| I roast coffee professionally, and there's just a few things that will make up 98% of your coffee quality, and none of them have to do with technique. And without these no level of technique will ever compensate. 1) Sourcing high quality coffee to the roast level you enjoy. Try a lot of different coffees - from "Ultra Light" to "American Light" to "Medium" to "Dark" - and find what you enjoy, then find a roaster that produces those coffees to a high quality standard. There will not be a ton of these roasters in your country. Maybe even just a couple, even if you live in the US. 2) A good grinder, of course.
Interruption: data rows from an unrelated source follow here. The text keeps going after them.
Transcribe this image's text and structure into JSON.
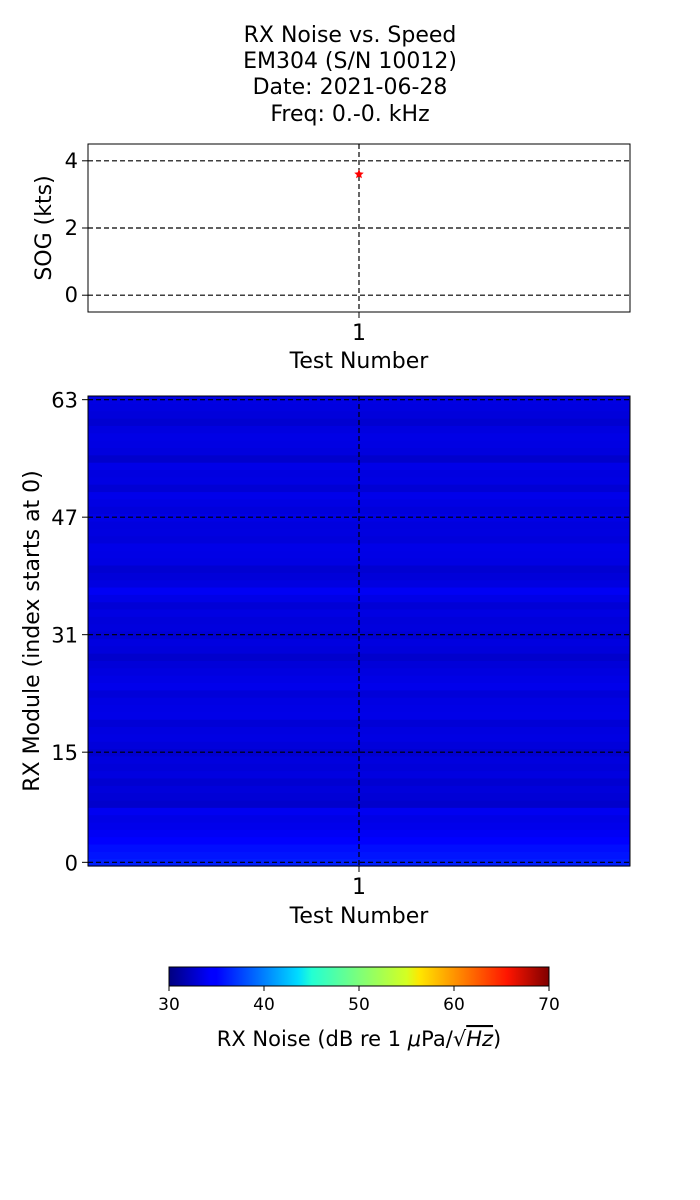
{
  "title_lines": [
    "RX Noise vs. Speed",
    "EM304 (S/N 10012)",
    "Date: 2021-06-28",
    "Freq: 0.-0. kHz"
  ],
  "chart_data": [
    {
      "type": "scatter",
      "xlabel": "Test Number",
      "ylabel": "SOG (kts)",
      "x_ticks": [
        "1"
      ],
      "y_ticks": [
        0,
        2,
        4
      ],
      "ylim": [
        -0.5,
        4.5
      ],
      "grid": true,
      "marker": "star",
      "marker_color": "#ff0000",
      "points": [
        {
          "x": 1,
          "y": 3.6
        }
      ]
    },
    {
      "type": "heatmap",
      "xlabel": "Test Number",
      "ylabel": "RX Module (index starts at 0)",
      "x_ticks": [
        "1"
      ],
      "y_ticks": [
        0,
        15,
        31,
        47,
        63
      ],
      "grid": true,
      "colormap": "jet",
      "vmin": 30,
      "vmax": 70,
      "rows": 64,
      "values": [
        36.2,
        35.8,
        35.5,
        35.0,
        34.6,
        34.2,
        34.0,
        34.5,
        33.0,
        33.4,
        33.6,
        33.2,
        33.8,
        33.5,
        33.7,
        33.2,
        33.6,
        33.9,
        33.8,
        33.4,
        34.1,
        34.0,
        33.9,
        33.5,
        34.2,
        34.0,
        33.8,
        33.5,
        33.0,
        33.6,
        33.8,
        33.3,
        33.7,
        33.6,
        33.9,
        33.4,
        34.0,
        34.6,
        33.8,
        33.5,
        33.2,
        33.9,
        34.0,
        34.1,
        33.6,
        33.8,
        33.7,
        34.0,
        33.6,
        33.9,
        34.2,
        33.3,
        33.9,
        33.8,
        34.1,
        33.0,
        33.7,
        33.9,
        34.0,
        33.8,
        33.2,
        33.6,
        33.8,
        33.9
      ]
    }
  ],
  "colorbar": {
    "min": 30,
    "max": 70,
    "ticks": [
      "30",
      "40",
      "50",
      "60",
      "70"
    ],
    "label_prefix": "RX Noise (dB re 1 ",
    "label_mu": "μ",
    "label_unit": "Pa/",
    "label_hz": "Hz",
    "label_suffix": ")"
  }
}
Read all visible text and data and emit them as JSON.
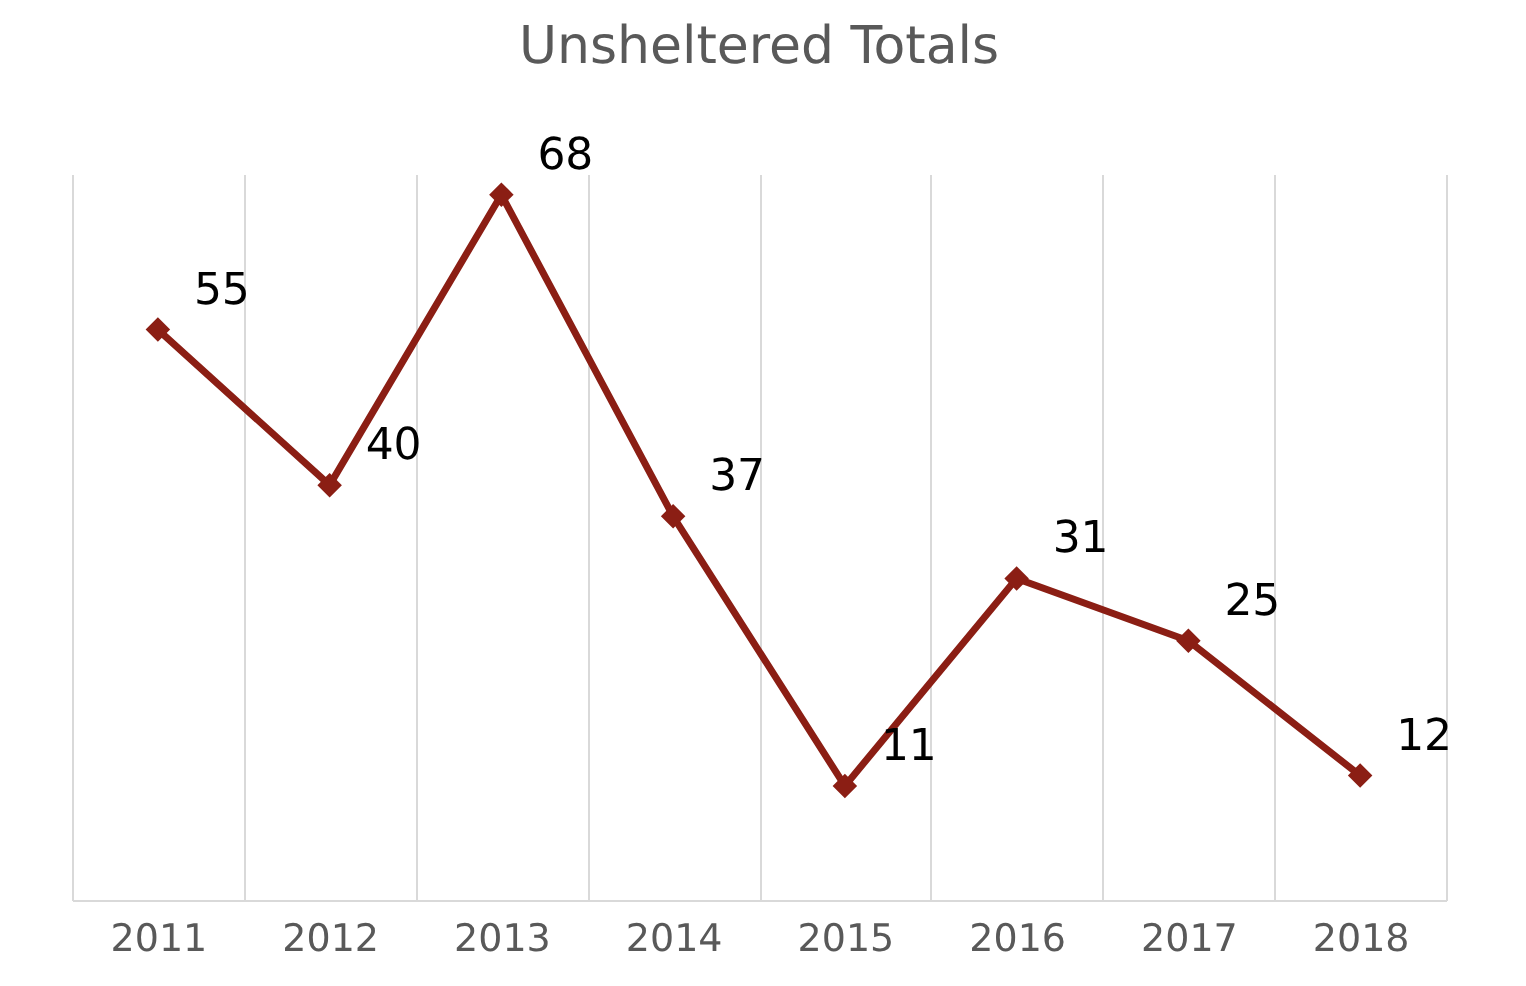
{
  "chart_data": {
    "type": "line",
    "title": "Unsheltered Totals",
    "categories": [
      "2011",
      "2012",
      "2013",
      "2014",
      "2015",
      "2016",
      "2017",
      "2018"
    ],
    "series": [
      {
        "color": "#8b1e14",
        "values": [
          55,
          40,
          68,
          37,
          11,
          31,
          25,
          12
        ]
      }
    ],
    "data_labels": true,
    "grid": "x",
    "marker": "diamond",
    "tick_labels": "x",
    "line_style": "solid"
  }
}
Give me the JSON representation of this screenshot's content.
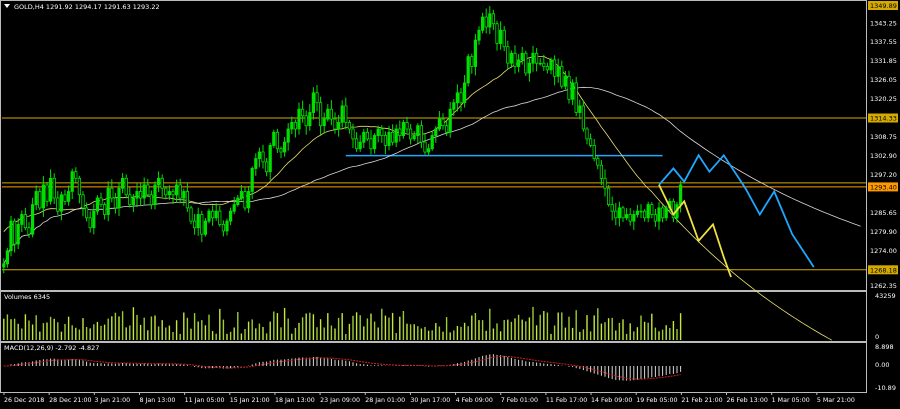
{
  "chart_data": {
    "type": "candlestick",
    "symbol_label": "GOLD,H4  1291.92 1294.17 1291.63 1293.22",
    "price_axis": {
      "ylim": [
        1262.35,
        1349.6
      ],
      "ticks": [
        "1349.89",
        "1343.25",
        "1337.55",
        "1331.85",
        "1326.05",
        "1320.25",
        "1314.33",
        "1308.75",
        "1302.90",
        "1297.20",
        "1293.40",
        "1285.65",
        "1279.90",
        "1274.00",
        "1268.18",
        "1262.35"
      ],
      "level_labels": [
        "1349.89",
        "1314.33",
        "1293.40",
        "1268.18"
      ]
    },
    "horizontal_levels": [
      {
        "value": 1314.33,
        "color": "#d4aa00"
      },
      {
        "value": 1294.6,
        "color": "#d4aa00"
      },
      {
        "value": 1293.4,
        "color": "#ff9900"
      },
      {
        "value": 1268.18,
        "color": "#d4aa00"
      }
    ],
    "resistance_line": {
      "value": 1302.9,
      "from_index": 95,
      "to_index": 183,
      "color": "#1ea8ff"
    },
    "moving_averages": [
      {
        "color": "#e8e070",
        "period": "fast"
      },
      {
        "color": "#d8d8d8",
        "period": "slow"
      }
    ],
    "closes": [
      1270,
      1274,
      1283,
      1276,
      1282,
      1285,
      1281,
      1279,
      1288,
      1292,
      1287,
      1294,
      1289,
      1296,
      1290,
      1286,
      1291,
      1289,
      1292,
      1298,
      1296,
      1291,
      1287,
      1284,
      1281,
      1286,
      1290,
      1288,
      1285,
      1293,
      1290,
      1287,
      1293,
      1296,
      1291,
      1288,
      1290,
      1292,
      1290,
      1294,
      1291,
      1288,
      1294,
      1296,
      1293,
      1291,
      1292,
      1291,
      1294,
      1290,
      1292,
      1287,
      1283,
      1281,
      1285,
      1279,
      1283,
      1286,
      1284,
      1286,
      1282,
      1280,
      1283,
      1286,
      1288,
      1290,
      1292,
      1287,
      1292,
      1299,
      1302,
      1304,
      1301,
      1298,
      1306,
      1310,
      1305,
      1304,
      1307,
      1311,
      1313,
      1311,
      1317,
      1315,
      1312,
      1316,
      1322,
      1319,
      1312,
      1314,
      1317,
      1314,
      1311,
      1313,
      1318,
      1313,
      1311,
      1308,
      1305,
      1307,
      1310,
      1308,
      1305,
      1309,
      1311,
      1309,
      1306,
      1310,
      1307,
      1311,
      1309,
      1313,
      1311,
      1308,
      1309,
      1312,
      1307,
      1304,
      1305,
      1309,
      1311,
      1314,
      1312,
      1310,
      1317,
      1319,
      1322,
      1319,
      1325,
      1333,
      1330,
      1338,
      1341,
      1345,
      1342,
      1346,
      1343,
      1337,
      1341,
      1336,
      1331,
      1334,
      1330,
      1332,
      1334,
      1328,
      1331,
      1334,
      1331,
      1331,
      1330,
      1329,
      1332,
      1327,
      1330,
      1324,
      1327,
      1320,
      1325,
      1316,
      1318,
      1311,
      1308,
      1306,
      1302,
      1300,
      1296,
      1293,
      1288,
      1286,
      1284,
      1287,
      1284,
      1285,
      1283,
      1285,
      1286,
      1286,
      1284,
      1288,
      1285,
      1283,
      1287,
      1284,
      1287,
      1289,
      1284,
      1288,
      1294
    ],
    "forecast_paths": [
      {
        "color": "#1ea8ff",
        "points": [
          [
            182,
            1294
          ],
          [
            186,
            1299
          ],
          [
            189,
            1295
          ],
          [
            193,
            1303
          ],
          [
            196,
            1298
          ],
          [
            200,
            1303
          ],
          [
            206,
            1293
          ],
          [
            210,
            1285
          ],
          [
            214,
            1292
          ],
          [
            219,
            1279
          ],
          [
            225,
            1269
          ]
        ]
      },
      {
        "color": "#f0e040",
        "points": [
          [
            182,
            1294
          ],
          [
            186,
            1285
          ],
          [
            189,
            1289
          ],
          [
            193,
            1277
          ],
          [
            197,
            1282
          ],
          [
            200,
            1272
          ],
          [
            202,
            1266
          ]
        ]
      }
    ],
    "volumes_panel": {
      "title": "Volumes 6345",
      "ticks": [
        "43259",
        "0"
      ]
    },
    "macd_panel": {
      "title": "MACD(12,26,9) -2.792 -4.827",
      "ticks": [
        "8.898",
        "0.00",
        "-10.89"
      ],
      "signal_color": "#d02020"
    },
    "x_labels": [
      "26 Dec 2018",
      "28 Dec 21:00",
      "3 Jan 21:00",
      "8 Jan 13:00",
      "11 Jan 05:00",
      "15 Jan 21:00",
      "18 Jan 13:00",
      "23 Jan 09:00",
      "28 Jan 01:00",
      "30 Jan 17:00",
      "4 Feb 09:00",
      "7 Feb 01:00",
      "11 Feb 17:00",
      "14 Feb 09:00",
      "19 Feb 05:00",
      "21 Feb 21:00",
      "26 Feb 13:00",
      "1 Mar 05:00",
      "5 Mar 21:00"
    ]
  }
}
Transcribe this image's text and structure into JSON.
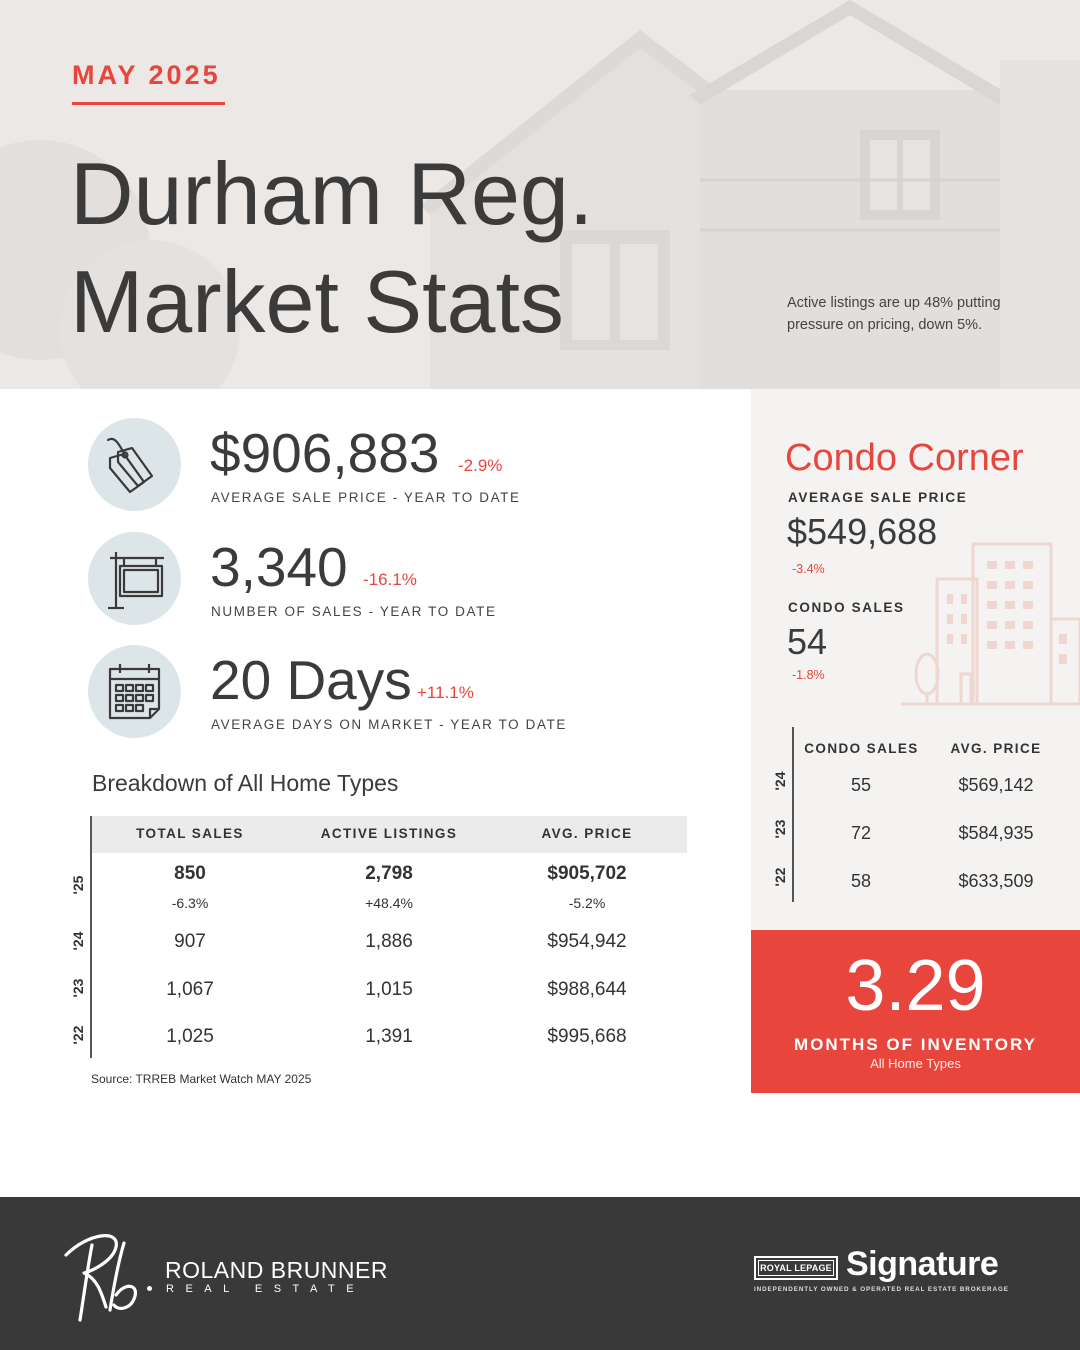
{
  "header": {
    "month": "MAY 2025",
    "title_line1": "Durham Reg.",
    "title_line2": "Market Stats",
    "note": "Active listings are up 48% putting pressure on pricing, down 5%."
  },
  "kpis": [
    {
      "icon": "price-tag-icon",
      "value": "$906,883",
      "change": "-2.9%",
      "label": "AVERAGE SALE PRICE - YEAR TO DATE"
    },
    {
      "icon": "for-sale-sign-icon",
      "value": "3,340",
      "change": "-16.1%",
      "label": "NUMBER OF SALES - YEAR TO DATE"
    },
    {
      "icon": "calendar-icon",
      "value": "20 Days",
      "change": "+11.1%",
      "label": "AVERAGE DAYS ON MARKET - YEAR TO DATE"
    }
  ],
  "breakdown": {
    "title": "Breakdown of All Home Types",
    "headers": [
      "TOTAL SALES",
      "ACTIVE LISTINGS",
      "AVG. PRICE"
    ],
    "rows": [
      {
        "year": "'25",
        "values": [
          "850",
          "2,798",
          "$905,702"
        ],
        "changes": [
          "-6.3%",
          "+48.4%",
          "-5.2%"
        ]
      },
      {
        "year": "'24",
        "values": [
          "907",
          "1,886",
          "$954,942"
        ]
      },
      {
        "year": "'23",
        "values": [
          "1,067",
          "1,015",
          "$988,644"
        ]
      },
      {
        "year": "'22",
        "values": [
          "1,025",
          "1,391",
          "$995,668"
        ]
      }
    ],
    "source": "Source: TRREB Market Watch MAY 2025"
  },
  "condo": {
    "title": "Condo Corner",
    "avg_price_label": "AVERAGE SALE PRICE",
    "avg_price": "$549,688",
    "avg_price_change": "-3.4%",
    "sales_label": "CONDO SALES",
    "sales": "54",
    "sales_change": "-1.8%",
    "table_headers": [
      "CONDO SALES",
      "AVG. PRICE"
    ],
    "rows": [
      {
        "year": "'24",
        "sales": "55",
        "price": "$569,142"
      },
      {
        "year": "'23",
        "sales": "72",
        "price": "$584,935"
      },
      {
        "year": "'22",
        "sales": "58",
        "price": "$633,509"
      }
    ]
  },
  "inventory": {
    "value": "3.29",
    "label": "MONTHS OF INVENTORY",
    "sublabel": "All Home Types"
  },
  "footer": {
    "agent_initials": "Rb",
    "agent_name": "ROLAND BRUNNER",
    "agent_sub": "REAL ESTATE",
    "brand_box": "ROYAL LEPAGE",
    "brand_name": "Signature",
    "brand_tagline": "INDEPENDENTLY OWNED & OPERATED REAL ESTATE BROKERAGE"
  },
  "colors": {
    "accent": "#e8453c",
    "footer": "#3a3939",
    "icon_bg": "#dce6e9",
    "condo_bg": "#f4f3f2"
  }
}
Fortunately in the last few years this is wayyyy more accessible. There are pretty good options starting around $300, and the workflow isn't terrible for these picks, either. Of course the sky is the limit here, but it's really vital to a good cup. 3) Good water. You'll want to either find a bottled water brand you like for brewing, or use an reverse osmosis (can be a gravity type) system and remineralize it. Cafes do this (if they are any good) and you should too. There's a chance your tap is great for coffee, but only if you're pretty lucky. 4) Decent brewing equipment. The cheapest is a v60 for pour over. You can make good coffee with pretty much any machine, but some will get in your way and cause you to have to fuss with them much more. Then, after those, is technique - and the most important part of technique is really grind size and water temperature (I suggest you do not go above 88c in most cases). |
The importance of technique was demonstrated to me over half a century ago. I grew up in Santa Cruz which has the Santa Cruz Coffee Roasting Company. They have been doing the pour overs since the early 80's. They have two cafes. A sit down large cafe and about four blocks away an annex in the bus depot (no longer there). The annex was basically a small room with a coffee bar. Both the main cafe and the annex did the pour over with the same coffee, same bad city water (probably filtered), same kind of grinder and same coffee bar pour over setup. The only difference was the cafe was large and the employee pouring would walk off and do other job related tasks. In the annex the person pouring was trapped and therefore much more attentive to the pour. The annex had consistently vastly better coffee.
As to "Maybe even just a couple, even if you live in the US.". I now live in Portland with 48 independent roasters. They all suck? I wonder how they would rate your coffee roasting. Yes, slathered on a bit thick.
I love coffee because the good stuff is really good. The decent stuff is still pretty good and the bad stuff is passable when you really need it.